A third of the monitored timber transports are illegal and approximately 26% of the transports registered in SUMAL 2.0 are non-compliant, two WWF monitoring reports reveal.
The first is a video monitoring report made for the third year in a row which, even though it is not statistically relevant at a national level, shows clearly that the main method used to introduce illegally harvested timber into the market is „overloading” – that is fake statements regarding the quantities of transported timber. Approximately 1 in 5 transports registered in SUMAL are overloaded by more than 20% of the volume declared. Even more, half of the illegal transports, which do not comply with the regulation regarding the origin, movement and marketing of timber products, are not even registered in SUMAL.
The second report is a simple office analysis in which we looked at the data operators must introduce into the “Forest Inspector” public platform. We found out that the photos timber transporters upload to SUMAL are often inconclusive and “fool” the system, which it is not designed to check them.
These are real-life problems which the draft of the new Forestry Code project should take into account in order to be efficient. Unfortunately, its first version doesn’t include the administrative reforms that are so necessary to the Romanian forestry. Instead, one can find a series of important slippages from the sustainable forest management principles.
"We are stuck with the same inefficient illegal logging system, where we will continue to see rangers attacked by wood thieves, local communities deprived of access to the resources they depend on and a suffocating bureaucracy that reveals the bankruptcy of the entire forestry sector.

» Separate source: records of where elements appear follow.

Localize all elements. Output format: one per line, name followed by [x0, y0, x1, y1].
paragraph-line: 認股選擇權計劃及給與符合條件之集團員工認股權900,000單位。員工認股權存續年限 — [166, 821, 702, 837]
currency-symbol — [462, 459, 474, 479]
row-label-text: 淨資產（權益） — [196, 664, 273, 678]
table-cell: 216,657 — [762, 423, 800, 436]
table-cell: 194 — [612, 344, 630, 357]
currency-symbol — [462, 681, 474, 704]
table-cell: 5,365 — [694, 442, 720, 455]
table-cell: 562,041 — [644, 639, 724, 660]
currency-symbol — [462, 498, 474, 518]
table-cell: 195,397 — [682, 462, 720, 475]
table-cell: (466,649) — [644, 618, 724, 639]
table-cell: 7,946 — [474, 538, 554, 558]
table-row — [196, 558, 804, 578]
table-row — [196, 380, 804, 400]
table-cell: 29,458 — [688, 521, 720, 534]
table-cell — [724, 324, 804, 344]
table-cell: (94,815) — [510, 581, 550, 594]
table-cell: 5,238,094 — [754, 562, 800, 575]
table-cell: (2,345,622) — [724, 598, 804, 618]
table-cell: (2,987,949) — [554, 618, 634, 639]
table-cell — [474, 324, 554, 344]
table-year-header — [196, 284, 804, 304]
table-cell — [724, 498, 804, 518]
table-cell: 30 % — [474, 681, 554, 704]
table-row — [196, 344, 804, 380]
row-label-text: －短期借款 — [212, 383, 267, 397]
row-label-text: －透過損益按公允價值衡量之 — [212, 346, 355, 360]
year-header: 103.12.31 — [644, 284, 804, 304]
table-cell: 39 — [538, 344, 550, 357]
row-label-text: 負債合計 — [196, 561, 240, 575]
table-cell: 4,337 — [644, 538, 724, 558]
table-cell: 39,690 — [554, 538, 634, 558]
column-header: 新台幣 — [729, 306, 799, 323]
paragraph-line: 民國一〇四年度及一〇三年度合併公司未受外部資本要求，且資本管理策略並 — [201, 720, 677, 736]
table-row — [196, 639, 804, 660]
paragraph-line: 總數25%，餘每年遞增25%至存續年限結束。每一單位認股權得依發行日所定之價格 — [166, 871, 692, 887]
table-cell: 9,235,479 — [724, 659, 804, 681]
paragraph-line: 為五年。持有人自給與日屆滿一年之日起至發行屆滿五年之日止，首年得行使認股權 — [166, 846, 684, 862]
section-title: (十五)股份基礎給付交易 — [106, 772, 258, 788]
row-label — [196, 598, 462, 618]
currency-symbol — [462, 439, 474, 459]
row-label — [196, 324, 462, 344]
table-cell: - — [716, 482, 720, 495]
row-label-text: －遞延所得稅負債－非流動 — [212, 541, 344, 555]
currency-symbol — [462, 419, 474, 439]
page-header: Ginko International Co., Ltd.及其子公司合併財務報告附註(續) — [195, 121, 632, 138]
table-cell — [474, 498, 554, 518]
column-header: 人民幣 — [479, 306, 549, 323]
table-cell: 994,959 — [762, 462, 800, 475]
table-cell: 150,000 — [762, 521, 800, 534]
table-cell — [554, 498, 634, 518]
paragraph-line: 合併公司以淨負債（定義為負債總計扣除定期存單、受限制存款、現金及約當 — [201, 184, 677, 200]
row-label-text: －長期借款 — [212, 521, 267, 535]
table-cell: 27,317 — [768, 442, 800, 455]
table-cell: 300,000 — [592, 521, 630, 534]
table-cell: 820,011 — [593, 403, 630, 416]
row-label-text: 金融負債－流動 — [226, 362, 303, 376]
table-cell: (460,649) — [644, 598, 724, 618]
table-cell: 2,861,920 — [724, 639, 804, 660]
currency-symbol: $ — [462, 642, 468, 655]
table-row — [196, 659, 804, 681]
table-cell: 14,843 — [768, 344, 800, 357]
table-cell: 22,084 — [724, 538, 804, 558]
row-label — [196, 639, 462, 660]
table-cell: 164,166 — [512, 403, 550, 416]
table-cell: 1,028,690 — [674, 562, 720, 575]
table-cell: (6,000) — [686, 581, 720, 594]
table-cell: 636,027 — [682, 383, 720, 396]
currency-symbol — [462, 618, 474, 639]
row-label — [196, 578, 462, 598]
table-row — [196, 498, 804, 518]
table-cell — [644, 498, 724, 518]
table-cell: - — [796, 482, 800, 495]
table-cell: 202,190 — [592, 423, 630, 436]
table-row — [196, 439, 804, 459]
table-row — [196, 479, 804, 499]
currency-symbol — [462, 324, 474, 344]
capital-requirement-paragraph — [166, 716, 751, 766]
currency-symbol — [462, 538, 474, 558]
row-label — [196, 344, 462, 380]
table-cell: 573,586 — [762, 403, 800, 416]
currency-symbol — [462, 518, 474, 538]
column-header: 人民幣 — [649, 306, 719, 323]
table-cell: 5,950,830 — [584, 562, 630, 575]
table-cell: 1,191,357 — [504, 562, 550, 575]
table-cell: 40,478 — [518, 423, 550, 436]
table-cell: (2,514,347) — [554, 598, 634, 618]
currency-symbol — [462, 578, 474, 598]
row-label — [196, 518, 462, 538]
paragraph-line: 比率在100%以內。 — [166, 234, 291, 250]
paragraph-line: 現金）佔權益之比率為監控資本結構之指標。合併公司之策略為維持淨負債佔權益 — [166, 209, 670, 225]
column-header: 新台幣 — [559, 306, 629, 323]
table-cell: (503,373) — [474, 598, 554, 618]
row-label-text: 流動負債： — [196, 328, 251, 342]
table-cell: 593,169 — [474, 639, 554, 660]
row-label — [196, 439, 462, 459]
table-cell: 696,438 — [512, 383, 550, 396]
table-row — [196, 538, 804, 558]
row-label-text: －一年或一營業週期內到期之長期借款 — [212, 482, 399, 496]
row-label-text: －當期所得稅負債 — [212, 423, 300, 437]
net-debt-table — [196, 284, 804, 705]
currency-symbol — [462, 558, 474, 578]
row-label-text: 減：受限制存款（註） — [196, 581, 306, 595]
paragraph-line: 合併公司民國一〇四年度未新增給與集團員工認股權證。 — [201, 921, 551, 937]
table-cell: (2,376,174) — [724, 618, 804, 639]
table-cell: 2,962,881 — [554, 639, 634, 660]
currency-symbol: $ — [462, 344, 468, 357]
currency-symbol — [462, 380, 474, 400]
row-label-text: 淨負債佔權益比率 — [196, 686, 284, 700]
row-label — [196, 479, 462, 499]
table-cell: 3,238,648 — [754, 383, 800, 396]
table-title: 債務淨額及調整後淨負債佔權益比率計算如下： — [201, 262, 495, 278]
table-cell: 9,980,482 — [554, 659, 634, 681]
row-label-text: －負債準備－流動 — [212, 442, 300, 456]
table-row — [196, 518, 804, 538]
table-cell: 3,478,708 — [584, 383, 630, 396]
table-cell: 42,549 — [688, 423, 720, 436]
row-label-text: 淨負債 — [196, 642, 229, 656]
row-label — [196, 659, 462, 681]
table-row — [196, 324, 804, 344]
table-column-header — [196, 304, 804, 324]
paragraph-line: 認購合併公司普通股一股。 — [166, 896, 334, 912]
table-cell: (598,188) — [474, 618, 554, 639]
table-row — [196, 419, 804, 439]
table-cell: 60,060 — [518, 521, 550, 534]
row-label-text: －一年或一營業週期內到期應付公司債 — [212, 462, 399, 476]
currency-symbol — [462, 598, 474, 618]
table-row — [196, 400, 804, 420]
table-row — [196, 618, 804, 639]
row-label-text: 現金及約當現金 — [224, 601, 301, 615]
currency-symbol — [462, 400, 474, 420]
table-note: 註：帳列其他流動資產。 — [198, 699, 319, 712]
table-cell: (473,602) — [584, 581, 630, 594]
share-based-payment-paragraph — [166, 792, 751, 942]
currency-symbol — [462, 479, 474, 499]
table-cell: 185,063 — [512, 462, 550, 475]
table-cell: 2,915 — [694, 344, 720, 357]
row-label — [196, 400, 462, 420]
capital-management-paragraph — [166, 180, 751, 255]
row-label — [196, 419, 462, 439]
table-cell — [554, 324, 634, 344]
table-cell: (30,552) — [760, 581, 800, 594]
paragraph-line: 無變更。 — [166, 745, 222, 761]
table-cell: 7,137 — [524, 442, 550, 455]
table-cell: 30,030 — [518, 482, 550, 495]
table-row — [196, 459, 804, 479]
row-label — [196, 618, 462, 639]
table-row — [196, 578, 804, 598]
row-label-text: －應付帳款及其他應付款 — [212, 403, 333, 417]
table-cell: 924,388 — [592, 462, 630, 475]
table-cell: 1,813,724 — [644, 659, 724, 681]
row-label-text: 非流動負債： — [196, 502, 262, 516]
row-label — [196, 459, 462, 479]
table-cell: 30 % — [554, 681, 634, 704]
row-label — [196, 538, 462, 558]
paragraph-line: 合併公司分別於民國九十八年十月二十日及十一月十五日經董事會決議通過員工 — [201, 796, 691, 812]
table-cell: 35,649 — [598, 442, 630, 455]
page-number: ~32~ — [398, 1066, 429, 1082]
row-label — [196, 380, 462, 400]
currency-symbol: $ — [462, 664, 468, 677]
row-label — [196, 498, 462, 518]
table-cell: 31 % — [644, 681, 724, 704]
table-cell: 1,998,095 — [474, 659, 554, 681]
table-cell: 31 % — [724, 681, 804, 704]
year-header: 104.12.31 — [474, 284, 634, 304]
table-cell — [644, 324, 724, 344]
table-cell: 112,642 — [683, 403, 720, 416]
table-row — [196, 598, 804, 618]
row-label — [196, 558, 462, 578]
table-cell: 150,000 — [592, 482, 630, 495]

Moreover, we risk being left with fewer forests, witnessing a logging liberalization, starting a new wave of "appropriation" of the state's forests and abandoning the responsible practices that ensure good protection of the environment and of biodiversity conservation.”
Radu Vlad, manager of the forestry programs at WWF Romania
The Forestry Code should, therefore, establish rules that can be easily monitored, produce conclusive evidence in court and that, above all, eliminate systemic conflicts of interest. Field controls should target critical areas of the timber custody chain, where there are the highest risks of illegally harvested timber being introduced into the market. Implementing the digital footprint of timber transports would solve most of these problems.